RNAi-Fütterung in Flüssigkultur: Eine Hochdurchsatzmethode zur Unterdrückung der Genexpression in C. elegans

- Zu Beginn fügen Sie Carbenicillin und ein millimolares IPTG hinzu, um Kulturflaschen mit S-Basalmedien zu kontrollieren und zu testen. Schleudern Sie ein Röhrchen mit Larven im ersten Wachstumsstadium, auch L1-Larven genannt, für einige Minuten. Entfernen Sie nun den Überstand und geben Sie zwei Mikroliter L1s auf eine Agarplatte. Legen Sie die Platte unter ein Präpariermikroskop und zählen Sie die Anzahl der Larven.

RNAi-Bakterien, die ein unspezifisches RNAi-Plasmid tragen, in den Kontrollkolben und Bakterien mit Gen-Targeting-RNAi in den Testkolben geben. Die Menge der hinzugefügten Bakterien sollte proportional zur Anzahl der Würmer sein.

Lassen Sie die Larven unter ständigem Schütteln wachsen, um eine ausreichende Sauerstoffversorgung zu gewährleisten. Die Larven ernähren sich von den Bakterien. Im Inneren der Larve bindet die kleine interferierende RNA an die komplementäre mRNA, die vom Zielgen produziert wird, und hemmt die Proteinexpression. Untersuchen Sie schließlich die Würmer auf Ihren Phänotyp, der Sie interessiert.

Im Beispielprotokoll werden wir L1-Larven in Flüssigkultur mit RNAi behandeln, die auf das daf-2-Gen abzielt.

- Zu Beginn der Behandlung geben Sie 207,45 Milliliter S-Basalmedium mit zusätzlichen Reagenzien, wie im begleitenden Textprotokoll beschrieben, in einen 2.800-Milliliter-Fernbach-Kulturkolben. Es wird eine Endkonzentration von 50 μg je Milliliter Carbenicillin und 1 Millimolar IPTG zugegeben und der Kolben mit einem Membranschraubverschluss verschlossen

Nehmen Sie die L1 aus dem 25 Grad Celsius heißen Inkubator und geben Sie sie in 15 Milliliter Röhrchen. Zentrifugieren Sie die L1s drei Minuten lang bei 1.900 mal g. Nach dem Schleudern den Überstand entfernen. Zählen Sie unter einem Mikroskop die L1s pro zwei Mikroliter und mitteln Sie die Zahlen, die aus mindestens neun Tropfen gewonnen wurden.

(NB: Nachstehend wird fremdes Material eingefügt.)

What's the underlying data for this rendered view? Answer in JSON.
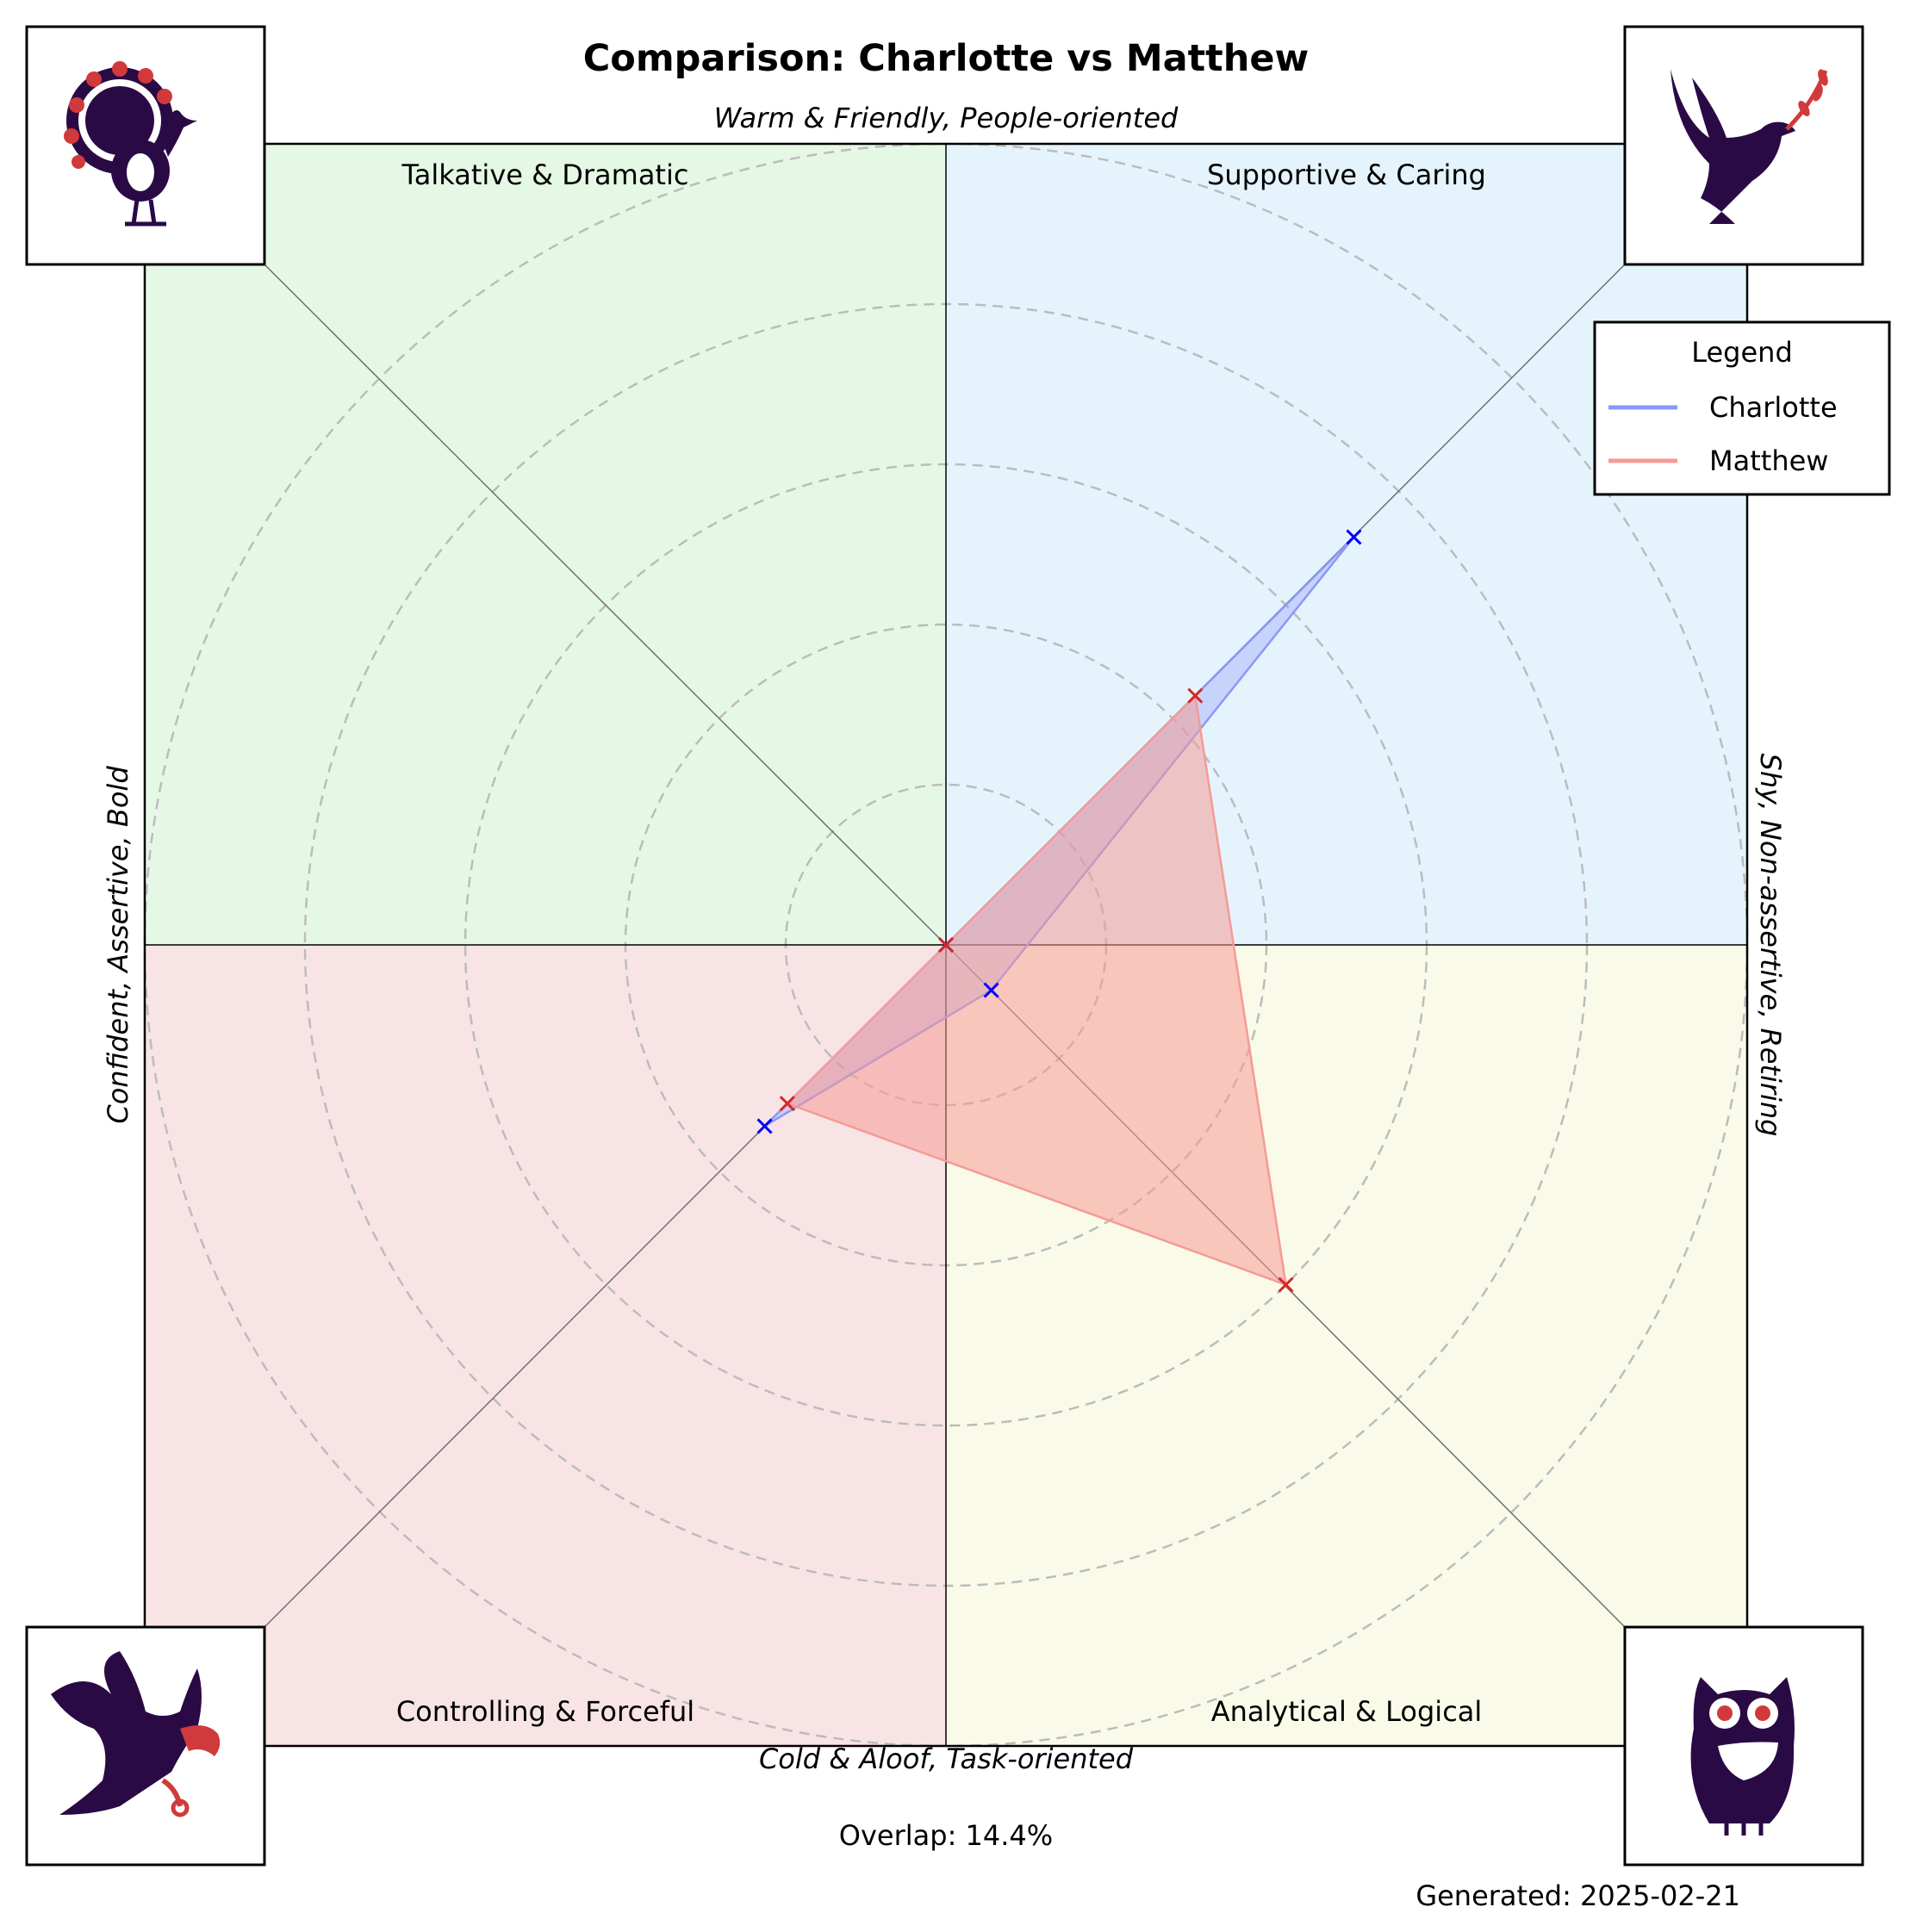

Als nächstes geben Sie 50.000 Würmer für die Sammlung junger Würmer und 100.000 Würmer für die Sammlung gealterter Würmer in vier Fernbach-Kulturfläschchen, die im vorherigen Schritt vorbereitet wurden. Fügen Sie dann Kontroll-RNAi-Bakterien und RNAi-Bakterien für das interessierende Gen proportional zur Anzahl der Würmer hinzu.

Nach der Zugabe von Bakterien die Wurmkultur mit S basal abschließen, um das Gesamtvolumen auf 300 Milliliter zu bringen. Inkubieren Sie die Wurmkultur bei 25 Grad Celsius in einem Schüttelinkubator mit 150 U/min bis zur Entnahme.